Université. Covid-19 et démocratie

La crise sanitaire d’ampleur inédite que connaît le pays entraîne-t-elle une crise d’exercice de la démocratie dans les universités ? Dans l’université de Lorraine, le président ne semble pas consulter réellement deux des instances du dialogue social, le Comité Technique et le Comité d’Hygiène, de Sécurité et des Conditions de Travail.

A noter que la loi du 6 août 2019 de transformation de la fonction publique consacre son premier volet au dialogue social. Comités techniques et Comités d’hygiène, de sécurité et des conditions de travail sont fusionnés en une instance unique : le comité social. La prochaine chronique revient sur cette loi. Mais la fusion ne s’appliquera qu’après les élections de ce Comité social prévues en… 2022.

Trois pages dans cette chronique. Page 1. Une protestation de l’UNSA de l’université de Lorraine contre l’absence de consultation du CT et du CHSCT. Page 2. Un commentaire de la CGT appelant au respect des droits des personnels lors du dé-confinement de la semaine prochaine. Page 3. Extrait du règlement intérieur de l’université.

Page 1. Courriel reçu le 27 avril. Les représentants UNSA de l’Université de Lorraine à l’attention de Pierre Muzenhardt, président.

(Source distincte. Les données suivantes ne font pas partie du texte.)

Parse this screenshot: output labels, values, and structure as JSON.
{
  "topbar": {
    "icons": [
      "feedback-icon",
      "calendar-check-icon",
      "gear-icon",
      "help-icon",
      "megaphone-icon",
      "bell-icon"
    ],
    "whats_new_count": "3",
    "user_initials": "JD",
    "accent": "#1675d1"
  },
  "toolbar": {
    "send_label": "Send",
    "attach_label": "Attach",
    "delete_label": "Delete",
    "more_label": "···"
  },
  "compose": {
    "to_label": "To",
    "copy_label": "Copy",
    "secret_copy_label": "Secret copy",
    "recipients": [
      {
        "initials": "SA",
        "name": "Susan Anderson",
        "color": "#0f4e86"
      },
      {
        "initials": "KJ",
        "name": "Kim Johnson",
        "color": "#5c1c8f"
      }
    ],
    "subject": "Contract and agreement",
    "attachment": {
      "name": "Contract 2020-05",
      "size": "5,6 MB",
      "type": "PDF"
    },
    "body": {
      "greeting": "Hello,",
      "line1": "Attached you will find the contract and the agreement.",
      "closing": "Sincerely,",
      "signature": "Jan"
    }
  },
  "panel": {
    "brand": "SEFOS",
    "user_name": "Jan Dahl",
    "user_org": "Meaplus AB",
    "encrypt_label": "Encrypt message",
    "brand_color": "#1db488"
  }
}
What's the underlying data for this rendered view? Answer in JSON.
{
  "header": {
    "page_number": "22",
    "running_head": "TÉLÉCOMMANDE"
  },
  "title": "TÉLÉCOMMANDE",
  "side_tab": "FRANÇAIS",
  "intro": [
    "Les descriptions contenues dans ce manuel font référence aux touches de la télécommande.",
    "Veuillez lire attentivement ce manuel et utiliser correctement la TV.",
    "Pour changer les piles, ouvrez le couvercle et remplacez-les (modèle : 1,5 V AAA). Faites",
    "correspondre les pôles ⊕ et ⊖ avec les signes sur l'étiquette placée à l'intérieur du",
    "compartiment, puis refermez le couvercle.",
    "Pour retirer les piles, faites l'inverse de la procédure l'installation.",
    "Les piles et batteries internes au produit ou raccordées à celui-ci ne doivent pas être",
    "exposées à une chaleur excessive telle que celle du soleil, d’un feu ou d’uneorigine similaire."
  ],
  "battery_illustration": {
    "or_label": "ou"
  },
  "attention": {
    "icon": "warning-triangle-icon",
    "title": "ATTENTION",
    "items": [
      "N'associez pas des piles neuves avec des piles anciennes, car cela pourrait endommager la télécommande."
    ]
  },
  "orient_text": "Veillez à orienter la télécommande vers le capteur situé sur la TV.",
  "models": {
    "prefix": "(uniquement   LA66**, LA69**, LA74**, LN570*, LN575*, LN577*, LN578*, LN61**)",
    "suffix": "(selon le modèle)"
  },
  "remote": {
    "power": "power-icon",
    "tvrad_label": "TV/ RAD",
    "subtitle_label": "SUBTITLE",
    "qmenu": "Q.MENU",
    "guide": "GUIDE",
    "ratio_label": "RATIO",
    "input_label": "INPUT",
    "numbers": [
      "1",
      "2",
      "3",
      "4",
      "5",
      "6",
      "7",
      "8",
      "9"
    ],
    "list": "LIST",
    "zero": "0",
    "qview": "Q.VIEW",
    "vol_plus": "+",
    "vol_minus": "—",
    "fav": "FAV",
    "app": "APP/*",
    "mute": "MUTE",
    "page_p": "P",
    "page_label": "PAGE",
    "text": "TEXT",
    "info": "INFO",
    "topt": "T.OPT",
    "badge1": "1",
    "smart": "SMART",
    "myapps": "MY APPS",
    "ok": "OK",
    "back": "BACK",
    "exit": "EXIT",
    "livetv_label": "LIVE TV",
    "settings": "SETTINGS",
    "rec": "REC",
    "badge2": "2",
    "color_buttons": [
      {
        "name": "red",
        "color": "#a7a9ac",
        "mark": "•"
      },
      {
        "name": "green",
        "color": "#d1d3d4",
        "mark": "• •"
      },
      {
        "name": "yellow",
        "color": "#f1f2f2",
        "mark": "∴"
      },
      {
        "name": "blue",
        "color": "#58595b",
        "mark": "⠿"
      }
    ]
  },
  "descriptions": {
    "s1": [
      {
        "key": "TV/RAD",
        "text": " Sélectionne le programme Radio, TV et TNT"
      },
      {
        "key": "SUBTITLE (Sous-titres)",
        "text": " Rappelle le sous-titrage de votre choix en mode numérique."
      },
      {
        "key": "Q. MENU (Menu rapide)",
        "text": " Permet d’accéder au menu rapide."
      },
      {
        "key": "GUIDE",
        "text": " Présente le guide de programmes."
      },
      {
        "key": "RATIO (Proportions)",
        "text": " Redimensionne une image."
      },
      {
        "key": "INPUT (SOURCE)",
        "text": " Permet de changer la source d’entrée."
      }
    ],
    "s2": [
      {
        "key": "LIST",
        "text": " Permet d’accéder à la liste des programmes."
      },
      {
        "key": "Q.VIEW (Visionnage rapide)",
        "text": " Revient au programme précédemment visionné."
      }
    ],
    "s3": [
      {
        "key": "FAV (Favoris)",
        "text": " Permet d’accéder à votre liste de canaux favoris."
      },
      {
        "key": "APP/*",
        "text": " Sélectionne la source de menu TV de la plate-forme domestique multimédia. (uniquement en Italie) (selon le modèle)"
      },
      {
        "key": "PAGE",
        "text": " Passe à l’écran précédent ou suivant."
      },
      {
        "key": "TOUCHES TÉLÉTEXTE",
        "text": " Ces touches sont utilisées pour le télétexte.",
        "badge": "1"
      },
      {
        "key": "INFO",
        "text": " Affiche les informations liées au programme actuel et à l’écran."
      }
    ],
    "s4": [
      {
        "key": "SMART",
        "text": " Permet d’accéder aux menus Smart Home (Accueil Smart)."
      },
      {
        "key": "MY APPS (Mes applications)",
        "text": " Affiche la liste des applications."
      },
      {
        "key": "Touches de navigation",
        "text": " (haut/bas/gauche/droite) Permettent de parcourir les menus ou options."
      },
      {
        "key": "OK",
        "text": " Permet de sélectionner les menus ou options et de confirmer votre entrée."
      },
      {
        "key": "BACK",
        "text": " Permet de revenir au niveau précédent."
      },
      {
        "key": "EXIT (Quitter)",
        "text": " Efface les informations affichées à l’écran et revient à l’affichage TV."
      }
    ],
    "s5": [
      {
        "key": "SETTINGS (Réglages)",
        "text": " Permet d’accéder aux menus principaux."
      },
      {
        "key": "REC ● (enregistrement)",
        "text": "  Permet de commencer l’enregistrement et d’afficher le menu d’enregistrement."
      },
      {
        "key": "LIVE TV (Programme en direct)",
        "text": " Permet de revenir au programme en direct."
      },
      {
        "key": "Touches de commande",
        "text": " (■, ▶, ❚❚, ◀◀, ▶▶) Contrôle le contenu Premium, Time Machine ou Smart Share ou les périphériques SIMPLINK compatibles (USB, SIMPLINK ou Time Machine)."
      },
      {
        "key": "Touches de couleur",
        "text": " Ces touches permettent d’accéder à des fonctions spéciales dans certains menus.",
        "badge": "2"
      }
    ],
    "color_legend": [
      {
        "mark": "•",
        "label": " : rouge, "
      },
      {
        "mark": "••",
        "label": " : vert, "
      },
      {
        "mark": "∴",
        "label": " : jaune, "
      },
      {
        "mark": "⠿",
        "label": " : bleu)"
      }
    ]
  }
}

« Vous nous invitez à un comité technique extraordinaire le 30 avril, et nous vous en remercions. A l’ordre du jour 2 points :

  • Point n°1. Crise covid-19 : point de situation (information)
  • Point n°2. Plan de continuité d’activité de l’établissement (information)
  • Mesures de fonctionnement des instances de l’établissement (avis).

Depuis le début de la crise « Covid19 », force est de constater que le Comité Technique n’a été ni consulté ni même informé de quoi que soit.

Lors de votre réunion d’information aux organisations syndicales du 13 mars, nous vous avons demandé d’impliquer le CHSCT dans la cellule de crise, et explicitement exprimé que les représentants des personnels existaient pour accompagner et aider non seulement les personnels mais aussi l’administration dans cette crise sanitaire inédite.

En ce qui concerne le Comité d’Hygiène, de Sécurité et des Conditions de Travail (CHSCT), les membres sont informés lors de réunions où le dialogue est difficile ; ils ont demandé à consulter les divers Plans de Continuité d’Activité des différentes composantes et, à ce jour, rien ne leur a été transmis…

Dans votre mail du 1er avril à destination des personnels, vous indiquiez que vous aviez « fait le choix de ne pas imposer des jours de congés sur la période des vacances de printemps comme cela a été proposé dans certaines universités ».

Cette démarche, pour louable qu’elle soit, n’était cependant pas très explicite car elle laissait aux responsables de services une possibilité d’imposer des congés.

Cette position floue, sans aucune consultation des instances ni même des organisations syndicales, n’a pas manqué de créer de nombreuses disparités et inégalités en fonction des différences managériales existantes.

A l’heure où, à l’échelon national, la solidarité est une priorité, nous nous interrogeons sur l’importance que vous portez aux instances que sont le Comité Technique et le Comité d’Hygiène, de Sécurité et des Conditions de Travail, de l’Université de Lorraine Solidaire, Ambitieuse et Responsable.

Il  semblerait qu’à l’université de Lorraine seuls les savoirs puissent dialoguer.

Nous vous prions d’agréer, Monsieur le Président, l’assurance de nos salutations.